「災害看護でまちづくり ~ 西日本豪雨の被災地・真備 ある訪問看護師の巻き込み型復興」(尾野寛明・片岡奈津子)
平成30年、西日本豪雨災害より3年がすぎました。災害を通じ、そーるで人々が繋がりあい様々な活動を記録にしました。
2018年7月6日、真備はあの日を忘れない。
他の災害に比べ、極端に記録が少ない水害。
西日本豪雨の被災地、岡山県倉敷市真備町は災害発生からどのような道を歩んだのか。
自らも被災しながら住民の健康を守り、励まし、防災意識を浸透させていった地域の訪問看護ステーションが、コミュニティ再生に果たした役割を記す1冊。
尾野寛明氏のFacebookより
舞台は岡山県倉敷市真備町の「そーる訪問看護ステーション」。
2018年7月の豪雨災害で事業所も代表片岡さんの自宅も被災してしまいました。そんな中で自分のことを放ったらかしにして周囲の物資配布や健康づくりや居場所づくり、防災活動に奔走している。

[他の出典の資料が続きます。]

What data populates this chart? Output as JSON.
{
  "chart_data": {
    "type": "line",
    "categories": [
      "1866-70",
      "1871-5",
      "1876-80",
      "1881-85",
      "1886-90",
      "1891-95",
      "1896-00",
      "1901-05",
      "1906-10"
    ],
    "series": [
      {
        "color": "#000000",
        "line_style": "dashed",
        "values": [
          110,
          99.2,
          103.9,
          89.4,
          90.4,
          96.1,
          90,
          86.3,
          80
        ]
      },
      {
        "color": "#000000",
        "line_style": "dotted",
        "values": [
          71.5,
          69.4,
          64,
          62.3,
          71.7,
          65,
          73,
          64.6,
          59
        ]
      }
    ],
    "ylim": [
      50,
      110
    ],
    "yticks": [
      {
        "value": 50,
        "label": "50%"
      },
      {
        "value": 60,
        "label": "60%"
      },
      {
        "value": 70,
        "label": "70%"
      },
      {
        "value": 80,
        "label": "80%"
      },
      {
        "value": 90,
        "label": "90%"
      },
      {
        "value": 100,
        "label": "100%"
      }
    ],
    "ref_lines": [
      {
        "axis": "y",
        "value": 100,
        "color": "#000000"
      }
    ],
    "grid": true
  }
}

これは記録として残さねばならないと定期的に通うことを決めたのでした。
ドタバタで行き当たりばったりで不条理なことに場をわきまえず怒り散らす片岡さんなんですが、気づくと色々な人が巻き込まれていて楽しい場が作られている。
混乱する復興現場の出来事を時系列に整理し、その顛末を30人以上のインタビューを通して描き出しました。
そこで見えてきたのが、災害看護という分野のイメージが、阪神大震災以降、一部分が切り取られて人々に植え付けられてしまっていることの弊害でした。

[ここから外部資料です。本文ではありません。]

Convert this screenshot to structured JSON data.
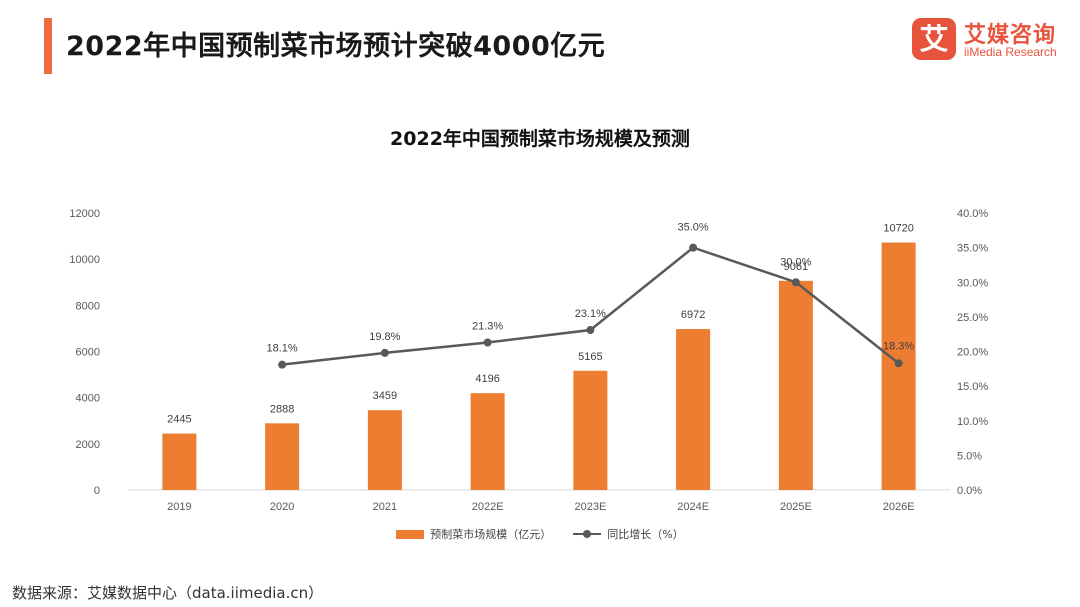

災害が発生したらいち早く現場に駆けつけて負傷者の救護をして、トリアージして・・それも間違ってはいないんですが、それってごく一部分でしかないんですよね。多くの人がなくなりましたが、負傷者というとそこまで多くはない。
それよりも、過酷な避難所生活、炎天下の屋外作業、そういった中でどうやって健康被害を防ぐか。それを何年も支えていくのが災害看護の本質ということに気付かされます。これは若い学生に特に伝えていく必要があるねと。それでおのさん、そのためのテキストをいち早くまとめてと頼まれたのが今回の経緯です。

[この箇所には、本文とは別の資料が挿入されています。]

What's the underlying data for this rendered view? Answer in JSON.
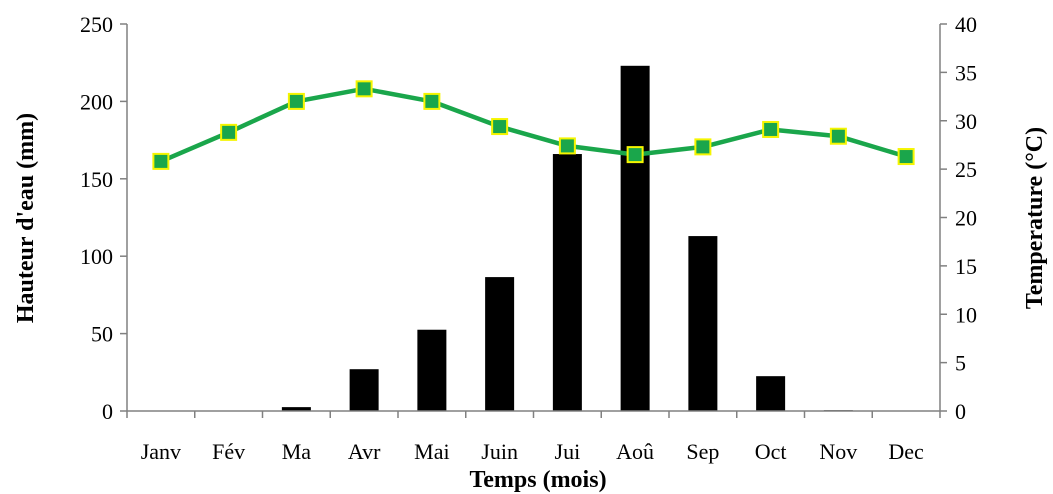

方や、河川を管理する国交省も、堤防一辺倒というわけでもない。防災活動にかなりの力を入れているのが今の流れというのも知ってもらえると思います。防災っていうと面倒だけれど、楽しくやっているとそれが人々を寄せ付ける魅力あるまちづくりにもつながる。
で、何故かそれを広めているのが片岡という肩書も何もない看護師。
たった一人の現場の専門職が国と政策まで作ってしまえる時代になっている。そんなことをストーリーとして読み取ってもらえたらと思って書きました。
ヒーヒー言いながら先週原稿が手を離れまして、今月発行予定です。
今月24日に総社市のFLCBというところで出版記念フォーラムを開催します。